One year ago I wouldnt have thought I would be actually flying myself in one year, let alone in a great vintage plane. Last year I went with my dad to see his friend go solo and I didnt even wanto go as I thought Id get bored. Then I happened to see a Tiger Moth in a hanger and then it got wheeled out. Enquiries revealed I could actually have a flight there right then as they had a slot available. I couldnt believe it and spent most of my money on a short ride inwich we did a loop and a roll. The pilot mentioned something about a place in Cambridge that taught on Tiger Moths. I didnt realise they actually did PPLs on Tiger Moths until I rung them up and then I knew I had to learn there. I couldnt believe that I could actually learn on such a great plane, something that RAF pilots would have learnt on in the second world war!

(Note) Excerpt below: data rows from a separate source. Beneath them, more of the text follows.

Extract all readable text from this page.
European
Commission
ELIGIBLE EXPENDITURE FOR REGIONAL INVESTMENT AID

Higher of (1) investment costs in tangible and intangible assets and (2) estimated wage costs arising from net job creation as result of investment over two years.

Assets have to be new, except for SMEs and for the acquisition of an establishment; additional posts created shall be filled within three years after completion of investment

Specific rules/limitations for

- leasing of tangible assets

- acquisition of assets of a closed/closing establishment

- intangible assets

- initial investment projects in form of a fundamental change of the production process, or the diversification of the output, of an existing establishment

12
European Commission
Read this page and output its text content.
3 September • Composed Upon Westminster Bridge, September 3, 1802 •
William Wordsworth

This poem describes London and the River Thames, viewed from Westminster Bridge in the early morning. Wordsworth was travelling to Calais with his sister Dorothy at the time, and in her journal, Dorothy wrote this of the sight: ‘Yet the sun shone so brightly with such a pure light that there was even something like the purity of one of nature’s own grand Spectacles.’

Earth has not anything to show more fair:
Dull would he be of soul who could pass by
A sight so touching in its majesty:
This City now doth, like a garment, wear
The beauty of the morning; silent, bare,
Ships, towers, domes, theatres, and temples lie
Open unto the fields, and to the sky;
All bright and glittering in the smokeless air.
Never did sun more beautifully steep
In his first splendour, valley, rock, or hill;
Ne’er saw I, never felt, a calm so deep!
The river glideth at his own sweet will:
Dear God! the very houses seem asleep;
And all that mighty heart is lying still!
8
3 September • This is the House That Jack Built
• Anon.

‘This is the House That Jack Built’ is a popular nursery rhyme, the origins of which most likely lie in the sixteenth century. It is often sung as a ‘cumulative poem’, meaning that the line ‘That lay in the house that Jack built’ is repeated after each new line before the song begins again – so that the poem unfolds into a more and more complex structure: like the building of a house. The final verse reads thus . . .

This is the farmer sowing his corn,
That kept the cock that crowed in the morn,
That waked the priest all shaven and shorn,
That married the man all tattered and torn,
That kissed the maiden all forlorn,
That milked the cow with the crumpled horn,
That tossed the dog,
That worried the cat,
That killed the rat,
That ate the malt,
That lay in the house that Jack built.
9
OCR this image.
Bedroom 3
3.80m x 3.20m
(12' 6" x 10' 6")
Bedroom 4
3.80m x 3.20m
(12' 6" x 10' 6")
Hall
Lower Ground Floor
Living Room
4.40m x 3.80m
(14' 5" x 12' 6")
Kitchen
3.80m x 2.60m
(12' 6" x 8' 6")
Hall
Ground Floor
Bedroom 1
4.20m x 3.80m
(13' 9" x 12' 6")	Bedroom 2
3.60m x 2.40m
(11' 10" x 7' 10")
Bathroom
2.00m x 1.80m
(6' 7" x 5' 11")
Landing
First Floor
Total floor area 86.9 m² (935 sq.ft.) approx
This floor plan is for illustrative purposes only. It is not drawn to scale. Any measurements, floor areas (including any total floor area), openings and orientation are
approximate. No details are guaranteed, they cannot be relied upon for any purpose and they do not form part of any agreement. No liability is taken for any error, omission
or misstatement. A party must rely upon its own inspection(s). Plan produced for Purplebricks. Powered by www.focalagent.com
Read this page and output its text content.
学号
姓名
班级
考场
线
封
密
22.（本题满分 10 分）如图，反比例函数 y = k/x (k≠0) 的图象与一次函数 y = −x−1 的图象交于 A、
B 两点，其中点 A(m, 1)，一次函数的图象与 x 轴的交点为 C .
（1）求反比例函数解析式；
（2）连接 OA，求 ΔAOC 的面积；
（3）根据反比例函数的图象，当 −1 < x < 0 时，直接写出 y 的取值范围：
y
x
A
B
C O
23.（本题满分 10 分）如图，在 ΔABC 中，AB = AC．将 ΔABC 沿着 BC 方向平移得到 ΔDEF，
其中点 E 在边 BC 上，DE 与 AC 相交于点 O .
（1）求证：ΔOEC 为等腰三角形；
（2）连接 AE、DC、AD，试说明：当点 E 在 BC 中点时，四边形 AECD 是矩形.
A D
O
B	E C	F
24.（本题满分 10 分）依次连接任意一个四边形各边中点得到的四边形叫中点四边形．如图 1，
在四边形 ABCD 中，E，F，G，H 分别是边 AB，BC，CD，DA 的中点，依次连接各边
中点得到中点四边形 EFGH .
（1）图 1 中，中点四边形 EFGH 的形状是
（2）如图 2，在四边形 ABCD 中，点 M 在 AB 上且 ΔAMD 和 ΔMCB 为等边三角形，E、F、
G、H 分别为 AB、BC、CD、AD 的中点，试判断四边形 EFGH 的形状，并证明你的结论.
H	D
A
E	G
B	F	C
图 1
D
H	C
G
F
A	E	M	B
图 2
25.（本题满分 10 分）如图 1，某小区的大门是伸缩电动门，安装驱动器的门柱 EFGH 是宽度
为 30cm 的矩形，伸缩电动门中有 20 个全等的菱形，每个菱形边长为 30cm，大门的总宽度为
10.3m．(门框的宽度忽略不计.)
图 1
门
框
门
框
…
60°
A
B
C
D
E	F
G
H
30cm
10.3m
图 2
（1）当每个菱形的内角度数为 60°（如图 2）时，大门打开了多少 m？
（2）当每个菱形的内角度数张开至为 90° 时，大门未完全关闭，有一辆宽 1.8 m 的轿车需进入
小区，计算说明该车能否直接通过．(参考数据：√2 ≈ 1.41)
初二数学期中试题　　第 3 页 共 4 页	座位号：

So then I decided to get enough money to learn to fly. I had a trial lesson at Cambridge and spent a terrible 6 weeks working full time in the summer then I got a part time job and now, a year latter I am finally learning to fly. The Tiger Moths at Cambridge are actually cheaper than the cessnas at Wycombe where I first saw the Moth. I was amazed to hear that one of the Moths at Cambridge was actually used in action in WW2 over Dunkirk, doing reconnaisance and was the only Moth that came back from France in 1940. Its the only surviving Moth that has seen action, and hardly any did in the first place anyway.